I have to setup a router with multiple site to site tunnels. I already have one of the tunnels established. The subnets at each branch office will NOT overlap.
I am using NAT Overload w/static nat translations, I have a route map to except vpn traffic from the nat process.
crypto map intmap 5 ipsec-isakmp
set peer <Branch Office A>
set transform-set trans1
match address 130
route-map rock permit 10
match ip address 123
set ip next-hop 126.96.36.199
route-map nonat permit 10
match ip address 110
How do I add a crypto map that will do Branch Office B?

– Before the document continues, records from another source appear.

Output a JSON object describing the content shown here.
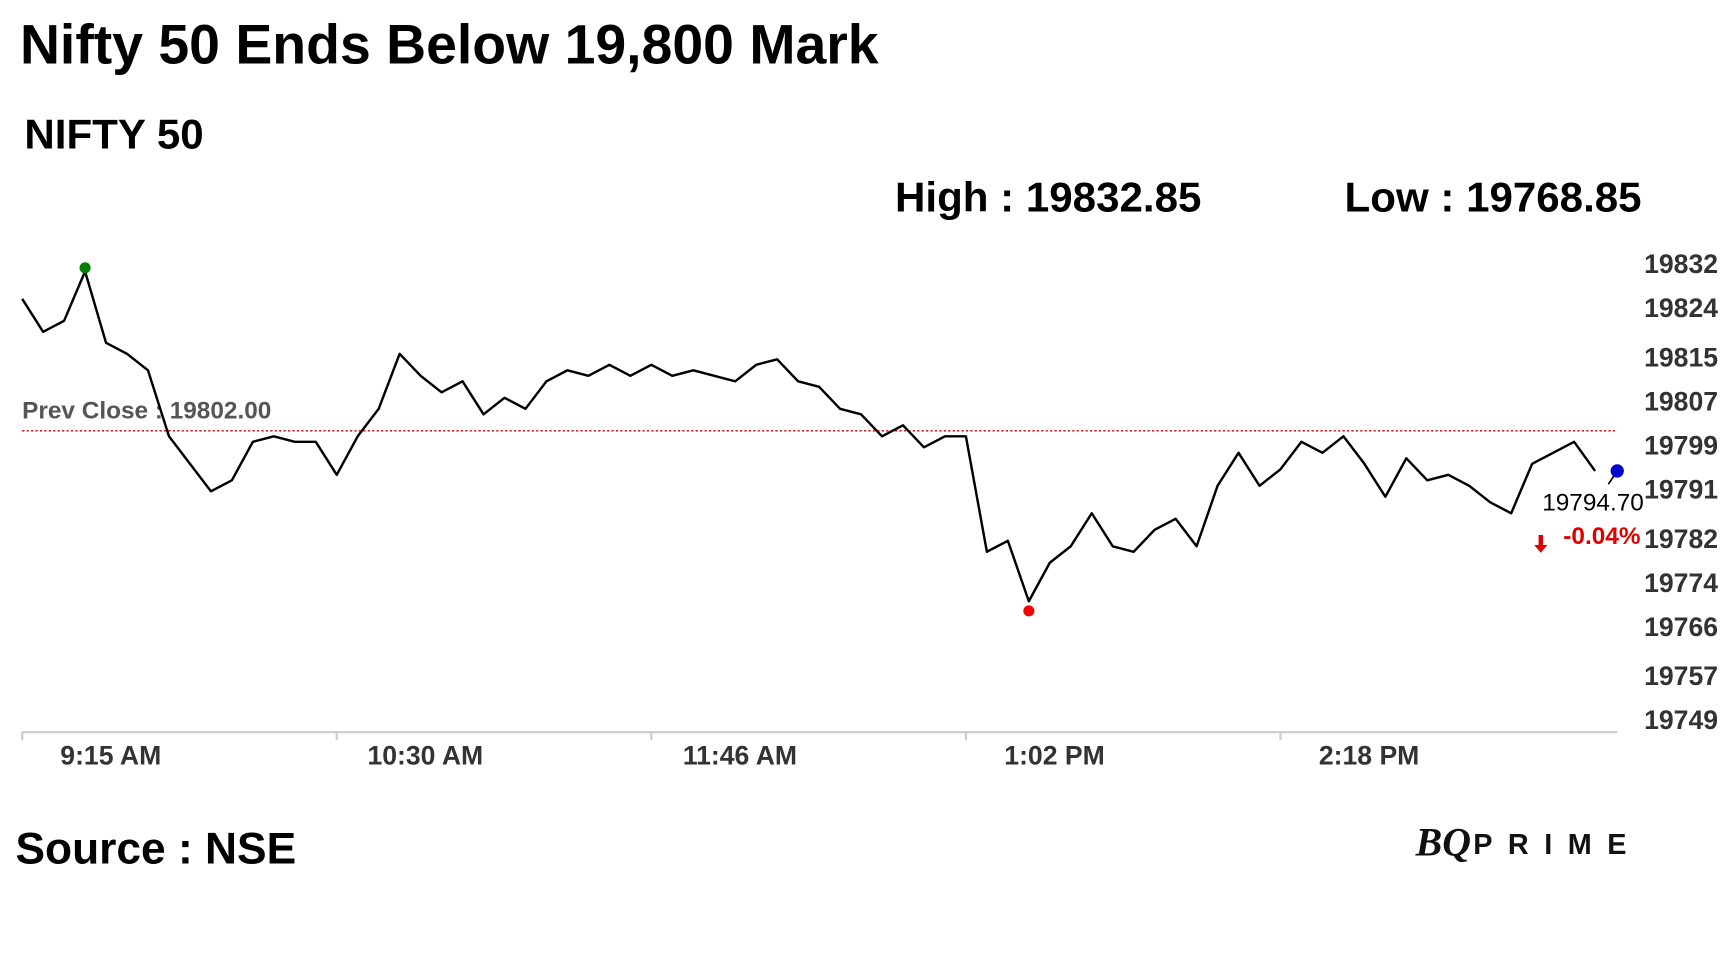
{
  "chart_data": {
    "type": "line",
    "title": "Nifty 50 Ends Below 19,800 Mark",
    "subtitle": "NIFTY 50",
    "high": {
      "value": 19832.85,
      "label": "High : 19832.85",
      "color": "#008000"
    },
    "low": {
      "value": 19768.85,
      "label": "Low : 19768.85",
      "color": "#ff0000"
    },
    "prev_close": {
      "value": 19802,
      "label": "Prev Close : 19802.00",
      "color": "#cc0000"
    },
    "last": {
      "value": 19794.7,
      "label": "19794.70",
      "color": "#0000cc"
    },
    "change": {
      "value": -0.04,
      "label": "-0.04%",
      "color": "#e00000"
    },
    "color": "#000000",
    "categories": [
      "9:15 AM",
      null,
      null,
      null,
      null,
      null,
      null,
      null,
      null,
      null,
      null,
      null,
      null,
      null,
      null,
      "10:30 AM",
      null,
      null,
      null,
      null,
      null,
      null,
      null,
      null,
      null,
      null,
      null,
      null,
      null,
      null,
      "11:46 AM",
      null,
      null,
      null,
      null,
      null,
      null,
      null,
      null,
      null,
      null,
      null,
      null,
      null,
      null,
      "1:02 PM",
      null,
      null,
      null,
      null,
      null,
      null,
      null,
      null,
      null,
      null,
      null,
      null,
      null,
      null,
      "2:18 PM",
      null,
      null,
      null,
      null,
      null,
      null,
      null,
      null,
      null,
      null,
      null,
      null,
      null,
      null,
      null
    ],
    "values": [
      19826,
      19820,
      19822,
      19831,
      19818,
      19816,
      19813,
      19801,
      19796,
      19791,
      19793,
      19800,
      19801,
      19800,
      19800,
      19794,
      19801,
      19806,
      19816,
      19812,
      19809,
      19811,
      19805,
      19808,
      19806,
      19811,
      19813,
      19812,
      19814,
      19812,
      19814,
      19812,
      19813,
      19812,
      19811,
      19814,
      19815,
      19811,
      19810,
      19806,
      19805,
      19801,
      19803,
      19799,
      19801,
      19801,
      19780,
      19782,
      19771,
      19778,
      19781,
      19787,
      19781,
      19780,
      19784,
      19786,
      19781,
      19792,
      19798,
      19792,
      19795,
      19800,
      19798,
      19801,
      19796,
      19790,
      19797,
      19793,
      19794,
      19792,
      19789,
      19787,
      19796,
      19798,
      19800,
      19794.7
    ],
    "ylim": [
      19749,
      19832
    ],
    "yticks": [
      19832,
      19824,
      19815,
      19807,
      19799,
      19791,
      19782,
      19774,
      19766,
      19757,
      19749
    ],
    "source": "Source : NSE",
    "brand_mark": "BQ",
    "brand_name": "PRIME"
  }
}
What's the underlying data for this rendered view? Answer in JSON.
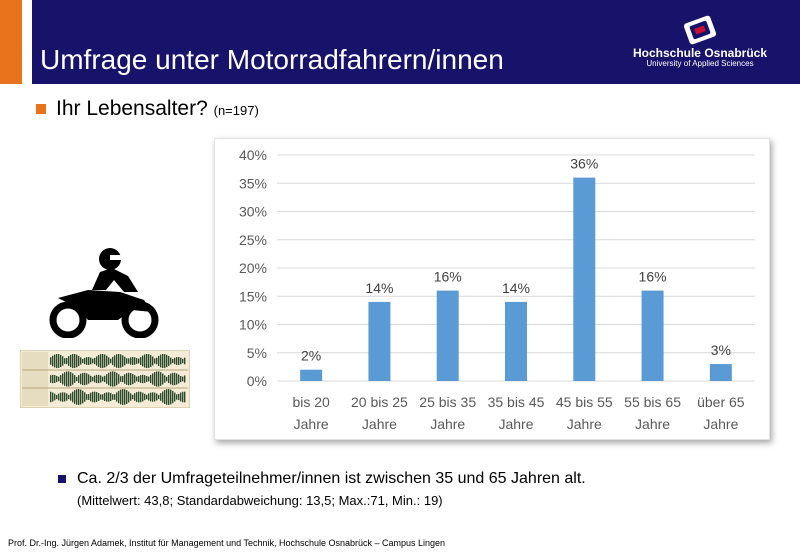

Cool beans, that is what I thought.
Are there any caveats or best practices? Should I expect to be able to route branch to branch traffic through the HQ? Or should I setup separate tunnels for that?
Honestly, the best set-up for what I think you are looking for is DMVPN. http://www.cisco.com/en/US/products/ps6658/index.html
This allows you to build dynamic tunnels between offices without hair-pin routing via the Hub. After the traffic stops between site to site it will tear the tunnel back down based on the timers you set-up. This is accomplished via NHRP, with is a table that holds are next hops of all te tunnels. So for instance site A wants to talk to site F. Site A will send a look-up to the Hub asking for this info. The hub will respond and site A and F will negotiate a tunnel.